Fatimah sa dalam Budaya dan Sastra Syiah

Orang-orang Syiah meyakini Fatimah sa sebagai tauladan bagi mereka dan sirahnya berlaku dalam kebudayaan dan kehidupan mereka. Sebagai contoh adalah:

  • Mahar (maskawin) sunah: Dalam riwayat-riwayat dan matan-matan fikih Syiah, mahar Sayidah Fatimah sa dijadikan contoh maskawin yang dalam istilah disebut Mahrussunah (maskawin yang disunahkan)[142]
  • Hari-hari Fatimiyah: kaum Syiah pada hari-hari Fatimiyah mengadakan acara duka. Di Iran, hari kesyahidan Sayidah Zahra sa yang bertepatan dengan tanggal 3 Jumadil Akhir adalah hari libur resmi.[143]
  • Pembuatan kembali tempat Bani Hasyim secara simbolik: Bertepatan dengan hari-hari Fatimiyah maka dibuat secara simbolik tempat Bani Hasyim, Pemakaman Baqi dan rumah Sayidah Fatimah sa dengan gaya kuno dan banyak dari masyarakat melihat tempat-tempat ini.[144]
  • Pementasan Teater dan takziyah: Pada tahun-tahun terakhir, pementasan teater, pernyataan duka cita (takziyah) dan pertunjukan-pertunjukan di jalanan dengan tema-tema seperti “wanita air dan cermin”[145] “wanita terasingkan”[146] adalah termasuk agenda-agenda khusus hari-hari berkabung atas kesyahidan Sayidah Fatimah sa.
  • Penyelenggaraan acara resepsi pernikahan: Salah satu sunah yang menyebar luas di kalangan Syiah adalah pelaksanaan acara resepsi pernikahan di hari ulang tahun pernikahan Fatimah sa dan Ali as.
  • Hari wanita: Di Iran, hari kelahiran Sayidah Fatimah sa dinamakan sebagai hari wanita dan ibu[147]. pada hari ini, Warga Iran mengadakan pesta dengan memberikan hadiah kepada ibu-ibu mereka.[148]
  • Penamaan putri-putri: Di Iran, nama Fatimah dan Zahra termasuk dari 10 nama besar pertama untuk para putri.[149]

Sastra dan Syair Fatimi

Sebagain para penyair dan sastrawan Persia mengarang sastra-sastra mengenai Fatimah dan melantunkan syair-syair mengenai dia.

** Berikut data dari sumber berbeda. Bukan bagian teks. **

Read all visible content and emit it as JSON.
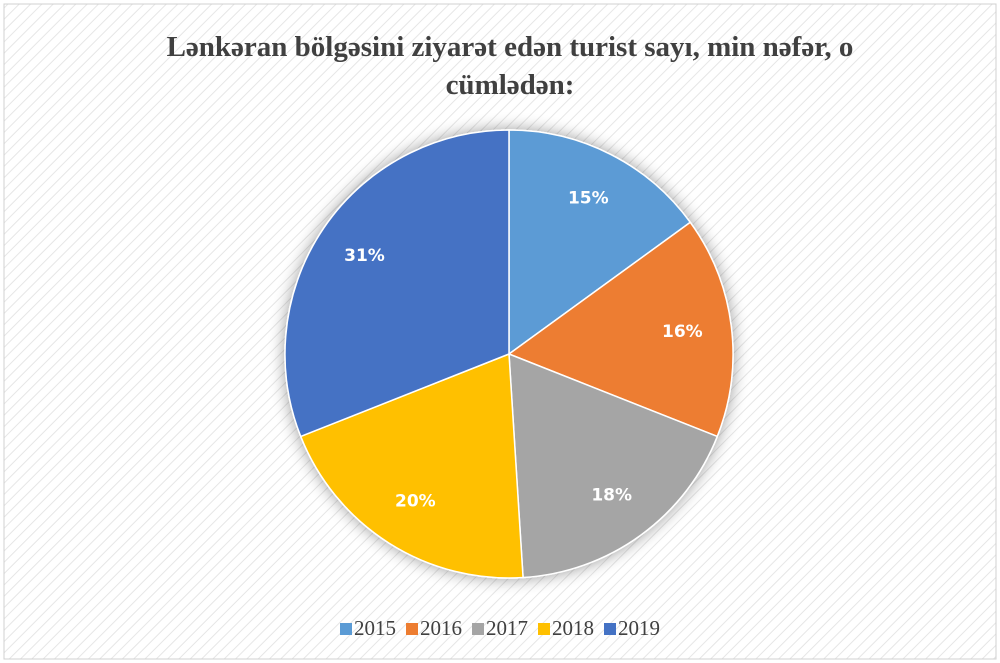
{
  "chart_data": {
    "type": "pie",
    "title": "Lənkəran bölgəsini ziyarət edən turist sayı, min nəfər, o cümlədən:",
    "categories": [
      "2015",
      "2016",
      "2017",
      "2018",
      "2019"
    ],
    "values": [
      15,
      16,
      18,
      20,
      31
    ],
    "value_labels": [
      "15%",
      "16%",
      "18%",
      "20%",
      "31%"
    ],
    "colors": [
      "#5b9bd5",
      "#ed7d31",
      "#a5a5a5",
      "#ffc000",
      "#4472c4"
    ],
    "legend": "bottom"
  }
}
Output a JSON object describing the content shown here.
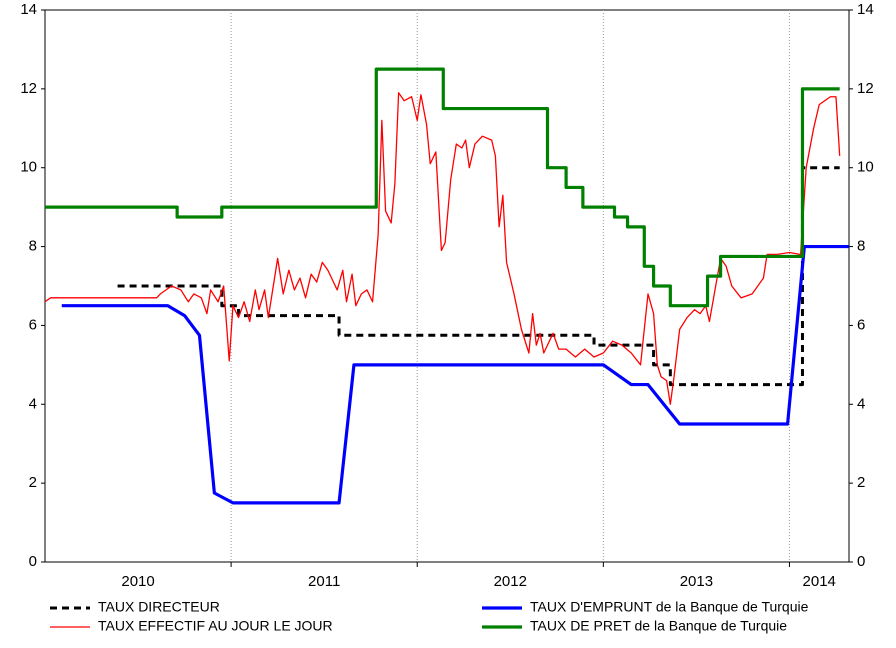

Sebagian ahli sastra meyakini bahwa paling kunonya syair Fatimi kembali pada abad 4 H. Pada masa moderen, syair Fatimi lebih banyak beredar di kalangan para penyair hingga diselenggarakan konferensi dengan tema “Syair Fatimi” yang dihadiri oleh para penyair yang membacakan syair-syair terkait tema ini.[150] Banyaknya syair-syair Fatimi yang dibacakan membuat para peneliti di bidang sastra memandang bahwa syair Fatimi sebagai salah satu gaya syair agamis yang meninjau kedudukan dan sirah Fatimah sa.[151] Kitab Kisyti-e Pahlu Gerefteh (Bahtera berlabuh) dan Fatimah Fatimah ( Fatimah adalah Fatimah) adalah diantara karya-karya sastra kontemporer yang dapat dijadikan misal.

Bibliografi Fatimi

Penulisan tentang Sayidah Fatimah sa menarik perhatian kaum muslimin khususnya orang-orang Syiah sejak abad pertama Hijriyah. Dalam satu pengklasifikasian karya-karya yang ditulis atau dikoleksi seputar Sayidah Fatimah sa dapat dibagi pada tiga kategori: penulisan musnad, penulisan manaqib dan penulisan biografi.[152]

Di antara musnad-musnad yang disusun oleh orang-orang Syiah yang dapat disebut adalah:

  • Musnad Fatimah al-Zahra, karya Azizullah Daiquchani,
  • Musnad Fatimah Zahra, karya Sayid Husain Syekh al-Islami,
  • Nahjul Hayāh (kamus kata-kata mutiara Fatimah), karya Muhammad Dasyti,
  • Musnad Fatimah, karya Mahdi Ja’fari [153],
  • Dalāil al-Imāmah (dalil-dalil kepemimpinan), karya Thabari Imami (paling kunonya sumber penulisan-penulisan musnad Syiah mengenai Fatimah sa). [154]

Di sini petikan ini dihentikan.